Debate sobre a gordofobia no Brasil

Enviada em 08/11/2021

“Nunca perca a fé na humanidade, pois ela é como um oceano. Só porque existem algumas gotas de água suja nele, não quer dizer que ele esteja sujo por completo”, disse Mahatma Gandhi. Associando esse pensamento a um contexto de relações sociais, a gordofobia funciona como uma gota de sujeira poluidora. Nesse prisma, fatores como um pensamento banal e a falta de prioridade governamental impedem a limpeza do grande oceano chamado sociedade.

Em primeira análise, um raciocínio trivial sobre o preconceito contra pessoas sobrepeso mostra-se como um dos desafios para a resolução do problema. Segundo Hannah Arendt, na teoria da “banalidade do mal”, “o ato preconceituoso passa a ser feito de forma inconsciente quando os indivíduos normalizam tal situação”, comparando com a discriminação de pessoas acima do peso por não seguirem modelos - corpo magro- estéticos impostos socialmente.
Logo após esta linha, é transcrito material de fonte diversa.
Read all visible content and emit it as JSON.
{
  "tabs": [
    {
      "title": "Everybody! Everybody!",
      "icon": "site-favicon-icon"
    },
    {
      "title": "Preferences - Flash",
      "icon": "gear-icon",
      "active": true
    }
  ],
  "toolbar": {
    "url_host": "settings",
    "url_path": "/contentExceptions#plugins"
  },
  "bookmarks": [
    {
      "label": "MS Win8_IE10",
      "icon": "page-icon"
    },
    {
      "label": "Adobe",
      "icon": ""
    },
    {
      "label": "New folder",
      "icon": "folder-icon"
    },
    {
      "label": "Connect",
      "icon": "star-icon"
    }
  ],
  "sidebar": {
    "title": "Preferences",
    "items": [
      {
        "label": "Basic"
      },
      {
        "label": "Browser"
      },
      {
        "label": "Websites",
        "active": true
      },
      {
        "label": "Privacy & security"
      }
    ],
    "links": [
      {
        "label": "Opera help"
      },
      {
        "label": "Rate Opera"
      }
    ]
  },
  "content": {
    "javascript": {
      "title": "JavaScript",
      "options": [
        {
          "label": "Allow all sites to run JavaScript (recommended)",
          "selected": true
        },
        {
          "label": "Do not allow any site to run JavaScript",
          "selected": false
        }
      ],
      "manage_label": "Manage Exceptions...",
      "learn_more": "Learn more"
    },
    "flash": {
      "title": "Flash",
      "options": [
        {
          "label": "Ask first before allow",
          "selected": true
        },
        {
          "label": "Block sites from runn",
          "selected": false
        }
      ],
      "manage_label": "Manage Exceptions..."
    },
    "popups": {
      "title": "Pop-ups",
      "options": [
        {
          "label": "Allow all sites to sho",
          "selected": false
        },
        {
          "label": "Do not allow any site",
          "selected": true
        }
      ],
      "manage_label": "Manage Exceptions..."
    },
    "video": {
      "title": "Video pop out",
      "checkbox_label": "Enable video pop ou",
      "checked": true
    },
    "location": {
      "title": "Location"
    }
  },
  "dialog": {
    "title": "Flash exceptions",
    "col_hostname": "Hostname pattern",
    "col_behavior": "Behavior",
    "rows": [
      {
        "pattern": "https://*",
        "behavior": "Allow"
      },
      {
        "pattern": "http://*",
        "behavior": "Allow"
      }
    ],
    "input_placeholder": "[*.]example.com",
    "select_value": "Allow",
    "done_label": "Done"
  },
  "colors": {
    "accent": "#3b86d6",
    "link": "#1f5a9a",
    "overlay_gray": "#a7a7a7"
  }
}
Por esse ângulo, a origem dessa normalização reside em diversos meios informacionais que atingem os cidadãos - filmes, propagandas - e constroem padrões estéticos a serem seguidos, onde não há espaço para diferenças, enraizando culturalmente julgamentos e preconceitos velados, por exemplo. Por isso, se essa banalidade não for combatida, o coletivo permanecerá em um “repouso irracional”, ou seja, não reflete sobre ações que melhorem a convivência social, acarretando confrontos nas relações interpessoais.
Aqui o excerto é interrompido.